法律ノート 第1227回 弁護士 鈴木淳司
Aug 23, 2020
とうとうカリフォルニア州では恒例になってしまった火事のシーズン突入です。
皆、コロナで疲弊しているときに、過去最大級の火事に見舞われ、暑さと煙で、心身ともに悪影響が出てこないか心配です。
とくに避難命令が出ている方々、家を失ってしまった方々などに関しては、なにか少しでもできることはないかと思ってしまいます。
ただ、このような火事が頻発する状況だと、次は我が身かもしれないかな、となんとなく考えてしまいます。
引越手配まで終えていたのに契約破棄。
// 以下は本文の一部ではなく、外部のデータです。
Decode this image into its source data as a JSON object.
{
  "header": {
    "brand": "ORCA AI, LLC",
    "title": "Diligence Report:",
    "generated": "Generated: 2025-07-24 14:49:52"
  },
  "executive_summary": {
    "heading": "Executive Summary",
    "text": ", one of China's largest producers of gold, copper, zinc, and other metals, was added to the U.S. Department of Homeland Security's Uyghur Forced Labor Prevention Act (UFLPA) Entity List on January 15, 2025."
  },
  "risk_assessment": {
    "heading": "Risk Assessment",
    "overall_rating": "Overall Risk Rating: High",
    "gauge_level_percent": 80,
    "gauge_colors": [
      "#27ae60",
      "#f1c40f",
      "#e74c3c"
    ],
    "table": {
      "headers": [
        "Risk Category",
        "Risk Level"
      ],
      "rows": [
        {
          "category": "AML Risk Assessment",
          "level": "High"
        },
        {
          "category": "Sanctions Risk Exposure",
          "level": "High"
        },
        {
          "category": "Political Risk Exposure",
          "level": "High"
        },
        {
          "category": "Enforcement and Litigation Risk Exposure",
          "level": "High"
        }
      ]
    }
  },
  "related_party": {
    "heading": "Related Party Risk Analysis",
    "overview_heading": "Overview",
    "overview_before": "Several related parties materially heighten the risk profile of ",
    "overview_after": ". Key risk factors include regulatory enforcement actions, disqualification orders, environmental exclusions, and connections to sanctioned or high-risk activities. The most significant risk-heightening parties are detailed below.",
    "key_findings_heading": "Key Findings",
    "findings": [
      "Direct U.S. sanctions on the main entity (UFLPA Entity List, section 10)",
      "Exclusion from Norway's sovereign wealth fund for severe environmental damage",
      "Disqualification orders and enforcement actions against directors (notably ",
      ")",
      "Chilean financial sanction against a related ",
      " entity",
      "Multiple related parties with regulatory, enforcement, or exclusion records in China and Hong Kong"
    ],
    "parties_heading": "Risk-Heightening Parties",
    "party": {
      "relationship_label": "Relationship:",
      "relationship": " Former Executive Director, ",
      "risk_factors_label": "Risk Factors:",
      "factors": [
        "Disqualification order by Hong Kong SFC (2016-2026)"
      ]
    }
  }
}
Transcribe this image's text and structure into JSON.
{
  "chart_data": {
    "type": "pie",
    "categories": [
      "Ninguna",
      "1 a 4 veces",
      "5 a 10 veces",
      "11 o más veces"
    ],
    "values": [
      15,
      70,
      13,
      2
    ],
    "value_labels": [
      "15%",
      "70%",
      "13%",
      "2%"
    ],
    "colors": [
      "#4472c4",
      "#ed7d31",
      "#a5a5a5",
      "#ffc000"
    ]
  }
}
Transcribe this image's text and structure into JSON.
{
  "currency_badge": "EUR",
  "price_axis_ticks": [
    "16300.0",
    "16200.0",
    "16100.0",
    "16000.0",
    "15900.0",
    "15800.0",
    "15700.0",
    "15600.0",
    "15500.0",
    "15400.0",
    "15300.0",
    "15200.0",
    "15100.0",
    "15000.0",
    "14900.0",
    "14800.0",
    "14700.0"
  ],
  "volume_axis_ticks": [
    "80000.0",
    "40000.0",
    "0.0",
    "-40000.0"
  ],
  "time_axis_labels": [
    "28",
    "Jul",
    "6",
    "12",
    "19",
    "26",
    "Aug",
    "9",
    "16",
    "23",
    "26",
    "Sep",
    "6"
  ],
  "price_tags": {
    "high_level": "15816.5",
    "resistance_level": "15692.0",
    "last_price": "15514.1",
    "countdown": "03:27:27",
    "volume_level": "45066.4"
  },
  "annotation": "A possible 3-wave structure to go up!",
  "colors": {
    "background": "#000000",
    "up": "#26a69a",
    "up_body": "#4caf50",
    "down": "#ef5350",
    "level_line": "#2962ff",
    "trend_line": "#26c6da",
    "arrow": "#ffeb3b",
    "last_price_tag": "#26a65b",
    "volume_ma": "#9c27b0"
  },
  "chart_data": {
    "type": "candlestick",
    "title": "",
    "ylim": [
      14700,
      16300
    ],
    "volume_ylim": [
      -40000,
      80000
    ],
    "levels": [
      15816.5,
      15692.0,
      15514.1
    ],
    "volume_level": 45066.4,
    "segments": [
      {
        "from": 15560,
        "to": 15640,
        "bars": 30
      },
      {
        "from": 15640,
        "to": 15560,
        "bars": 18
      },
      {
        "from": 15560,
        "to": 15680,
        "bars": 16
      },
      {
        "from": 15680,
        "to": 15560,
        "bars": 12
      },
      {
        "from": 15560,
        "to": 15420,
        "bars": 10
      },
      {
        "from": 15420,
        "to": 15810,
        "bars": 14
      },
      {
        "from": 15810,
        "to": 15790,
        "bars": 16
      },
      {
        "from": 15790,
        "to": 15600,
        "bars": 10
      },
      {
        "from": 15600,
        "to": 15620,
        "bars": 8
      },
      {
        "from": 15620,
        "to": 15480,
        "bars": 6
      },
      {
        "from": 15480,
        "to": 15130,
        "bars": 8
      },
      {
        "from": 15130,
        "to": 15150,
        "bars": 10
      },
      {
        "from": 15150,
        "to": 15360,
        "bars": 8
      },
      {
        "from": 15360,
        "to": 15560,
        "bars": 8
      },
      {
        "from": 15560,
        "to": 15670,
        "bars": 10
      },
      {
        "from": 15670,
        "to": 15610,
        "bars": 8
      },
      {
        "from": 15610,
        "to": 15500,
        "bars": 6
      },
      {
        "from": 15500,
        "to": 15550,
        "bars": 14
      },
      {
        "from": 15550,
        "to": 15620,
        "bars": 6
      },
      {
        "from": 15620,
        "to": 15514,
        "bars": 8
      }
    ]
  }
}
訴える術は?(2)_1227
さて、前回から考えてきた質問を今回さらに考えていきましょう。
いただいている質問は「日本から現地法人(米国カリフォルニア州)赴任してきている者です。家族も帯同しています。前任者から引き継いだアパートメントに住んでいたのですが、新たに新しい物件を見つけ、勤務先の許可も得られたので引っ越す予定でした。すでに、新居の入っているマネージメントとも家賃等話しがついて、引越し日まで決定していました。それにあわせて従来のアパートには、引っ越す旨を話して了承を得ていました。ところが、手付を支払い、契約書にサインをするという段階になり、「他に貸す人が決まったので、話はなかったことにしてくれ」といったニュアンスのメールを受け取り、直接話しても埒が明かない状況でした。今まで住んでいたアパートには話を伝え、なんとか継続して住むことができましたが、また一年間の契約がなければいけないということで泣く泣くサインをしました。このような場合、なにか契約に違反したということで、新居になるはずだったマネージメントを訴えることができないでしょうか。引っ越しの用意や、色々な手続きを初めてしまって、大損害が発生してしまっています。」というものでした。
契約書と口約束
前回、契約書が取り交わされていないという状況であるところまで考えました。
契約書ができる前に、口で約束を交わしたようですが、訴訟になった場合には、相手方は「契約はまだしていない」と主張してくるでしょうね。
通常、賃貸借は契約書がある、というのが一般的ですので、特殊な事情がないと、「契約書はないが口約束で契約は成立している」と主張するのは難しいかもしれません。
契約書が存在すれば、その契約に基づいて、勝手に第三者に貸してしまった、などと主張しやすいですが、契約書がないと、「言った、言わない」になって契約の内容を主張するのはハードルが高くなります。もちろん、すでに金銭の受け渡しがなされているなどの証拠があれば利用していくということになりますが。
契約書に準じる記録はあるか
かりに契約書がないことが明らかな場合、たとえば、「契約は、○月○日に行いましょう」などというメールのやり取りがあったなどというときは、契約に基づいてなんらかの主張をしていくのが難しいです。
このような場合には、契約そのものではないが、相手の言ったことを信頼して行動してしまった(relianceとかgood faith dealingなどといいます。)、という立て付け法律構成しなくてはいけませんが、契約に基づく主張に比べて、あまり強い主張とは言えません。
今回質問されている方は、まだ手付も払っておらず、契約書にもサインしていない状況で、色々ご自身のサイドで動かれていたようですので、勘違いをしていると第三者から見られてしまう可能性もあります。
さらにいえば、「大損害」ということですが、結局もとのアパートにいることができるわけですし、損害といっても、何が損害なのかを証明するのが難しいのではないでしょうか。
時間をつかった、ということもあるかもしれませんが、それだけでは法律的に示せる損害にしづらいかもしれません。
また、マネージメントを訴えたいといっても、貸主は大家さんでしょうから、マネージメントが悪意をもって、質問者を窮地に陥れるなどの行為をしていなければ、マネージメントが調子良い口上で釣ったとしてもそれだけでは法律上、損害を求めることは難しいかもしれません。
結局、損害があったといっても、実際には金銭的な迷惑は被っていないように思えます。
損害を金銭に換算できるか
法律的に請求するには、金銭に換算できないものは損害とはいえないのが基本です。
もちろん、いわゆる事故に遭ったときの慰謝料などは考えられますが、これも痛みが金銭的に評価できる程度でなくてはいけないのです。
ということで、今回の質問をされている方に関しては、まだ契約が未締結のため賃貸借から生じる損害については問いにくく、また、「損害」といっても、実際に評価できる程度の損害はないように感じます。
新しく引っ越すときにはまず契約書の締結を最初にしてから、色々具体的に動き出したいですね。
猛烈な暑さが続く地域が多く、体調も不安定になりがちですが、できるだけ体を動かしながら、また一週間がんばっていきましょうね。